Throwing woks is an art you need to understand if you want to get things done in China. Whether you’re building an airport, applying for a research grant or inviting a foreign national to give a talk, you have to fill in so many forms, and get approval from so many departments with all their competing demands, that you risk getting trapped somewhere in the middle: whichever way you turn you risk causing upset or offence in one quarter or another. In the workplace too, a step in the wrong direction can provoke a superior and ruin a career, so that sometimes it’s wisest to do nothing at all. Until a virus strikes, that is.
With couples confined together 24/7, ordinary marital friction soon escalates into all-out war. Domestic servants, often migrants, who went out of town over the Chinese New Year, have been unable to return to work – but someone still has to do the household chores.
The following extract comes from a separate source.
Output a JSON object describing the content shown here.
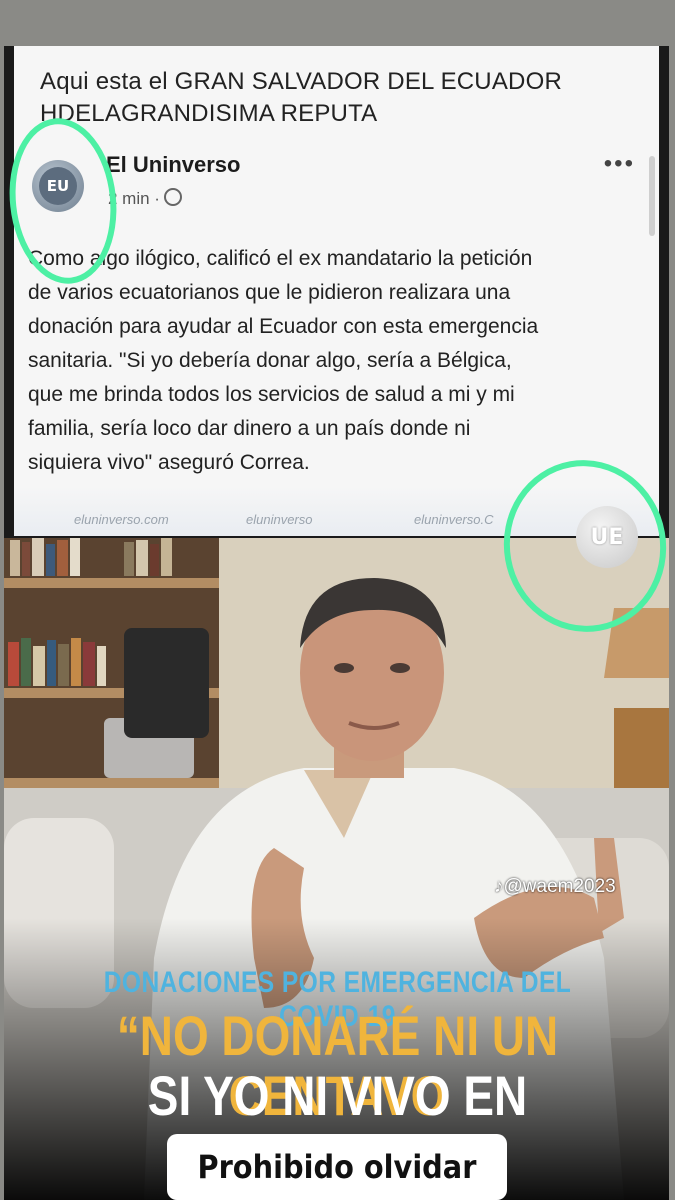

Men slump on the sofa playing video games or hide behind a laptop pretending to work, while still expecting three meals a day and fresh laundry. A joke went around:
Client: My wife and I have been quarantined together for 14 days and we’ve decided to get back together! I don’t want to go ahead with the divorce. Can you refund the fee?
Lawyer: 14 days … hmmmm … Let’s not rush it: I think we’re still in business.